Excel Metal Processors Limited Vs. Benteler Trading International GMBH and Anr (Company Appeal (AT) (Insolvency) No. 782 of 2019), Decided on 21.08.2019
- It was held by the NCLAT that since the NCLT has jurisdiction to entertain an application under the IBC, the parties cannot derive the advantage of the terms of the Agreement where parties agreed that any suit or case is maintainable only in Courts outside India.
- The appellant referred to the agreement between the parties stating that any suit or case is maintainable only at the Court of Germany and hence no case can be filed in India.
- The NCLAT reiterated its earlier stance in the case of Binani Industries Limited v. Bank of Baroda & Anr (Company Appeal Insolvency No.82 of 2018) wherein it was held that CIRP is not a suit or litigation or a money claim for any litigation. The object is to get resolution brought about so that the Company does not default on dues.
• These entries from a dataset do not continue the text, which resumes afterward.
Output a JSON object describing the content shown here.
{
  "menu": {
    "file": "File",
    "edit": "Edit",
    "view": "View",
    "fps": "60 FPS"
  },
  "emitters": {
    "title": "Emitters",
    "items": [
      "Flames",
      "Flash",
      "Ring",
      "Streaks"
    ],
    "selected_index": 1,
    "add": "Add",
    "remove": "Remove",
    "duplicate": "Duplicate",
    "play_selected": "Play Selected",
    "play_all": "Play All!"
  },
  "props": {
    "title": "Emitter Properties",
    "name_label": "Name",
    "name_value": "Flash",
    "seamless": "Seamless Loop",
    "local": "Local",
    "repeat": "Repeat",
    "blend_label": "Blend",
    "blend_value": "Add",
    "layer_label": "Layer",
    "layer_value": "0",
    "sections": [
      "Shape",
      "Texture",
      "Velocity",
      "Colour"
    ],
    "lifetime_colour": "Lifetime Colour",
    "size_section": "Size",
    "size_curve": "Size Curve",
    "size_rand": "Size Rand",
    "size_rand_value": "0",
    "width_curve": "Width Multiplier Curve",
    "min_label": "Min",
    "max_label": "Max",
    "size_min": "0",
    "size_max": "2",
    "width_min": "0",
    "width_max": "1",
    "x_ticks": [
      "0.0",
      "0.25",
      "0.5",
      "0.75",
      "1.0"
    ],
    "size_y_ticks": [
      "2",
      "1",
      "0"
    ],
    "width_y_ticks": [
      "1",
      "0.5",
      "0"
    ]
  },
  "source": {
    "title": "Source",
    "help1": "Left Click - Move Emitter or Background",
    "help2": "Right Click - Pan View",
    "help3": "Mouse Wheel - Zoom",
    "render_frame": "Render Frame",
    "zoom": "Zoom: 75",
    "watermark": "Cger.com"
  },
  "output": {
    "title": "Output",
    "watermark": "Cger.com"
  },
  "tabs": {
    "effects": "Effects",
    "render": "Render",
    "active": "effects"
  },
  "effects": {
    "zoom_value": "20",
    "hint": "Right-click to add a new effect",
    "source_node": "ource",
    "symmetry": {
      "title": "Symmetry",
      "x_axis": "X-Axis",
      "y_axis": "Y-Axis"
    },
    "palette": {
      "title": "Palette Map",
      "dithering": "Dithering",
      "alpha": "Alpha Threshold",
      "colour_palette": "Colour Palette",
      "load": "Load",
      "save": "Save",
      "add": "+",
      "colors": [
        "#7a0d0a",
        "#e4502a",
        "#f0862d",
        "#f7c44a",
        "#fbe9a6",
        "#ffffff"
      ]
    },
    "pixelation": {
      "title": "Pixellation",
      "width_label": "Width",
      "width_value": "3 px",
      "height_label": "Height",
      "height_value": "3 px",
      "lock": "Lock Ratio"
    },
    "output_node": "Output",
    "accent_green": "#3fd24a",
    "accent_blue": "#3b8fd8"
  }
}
- According to Section 408 of the Companies Act, 2013 the NCLT has been constituted in different states. The Central Government has notified and vested power on them to deal with matters situated in the particular territory where registered offices of the companies are situated.
- Hence the appellant shall not derive advantage of the terms of agreement between the parties and the NCLT bench, Mumbai (where the office of the appellant is situated) shall have the jurisdiction to entertain the application under Section 9 of the Code.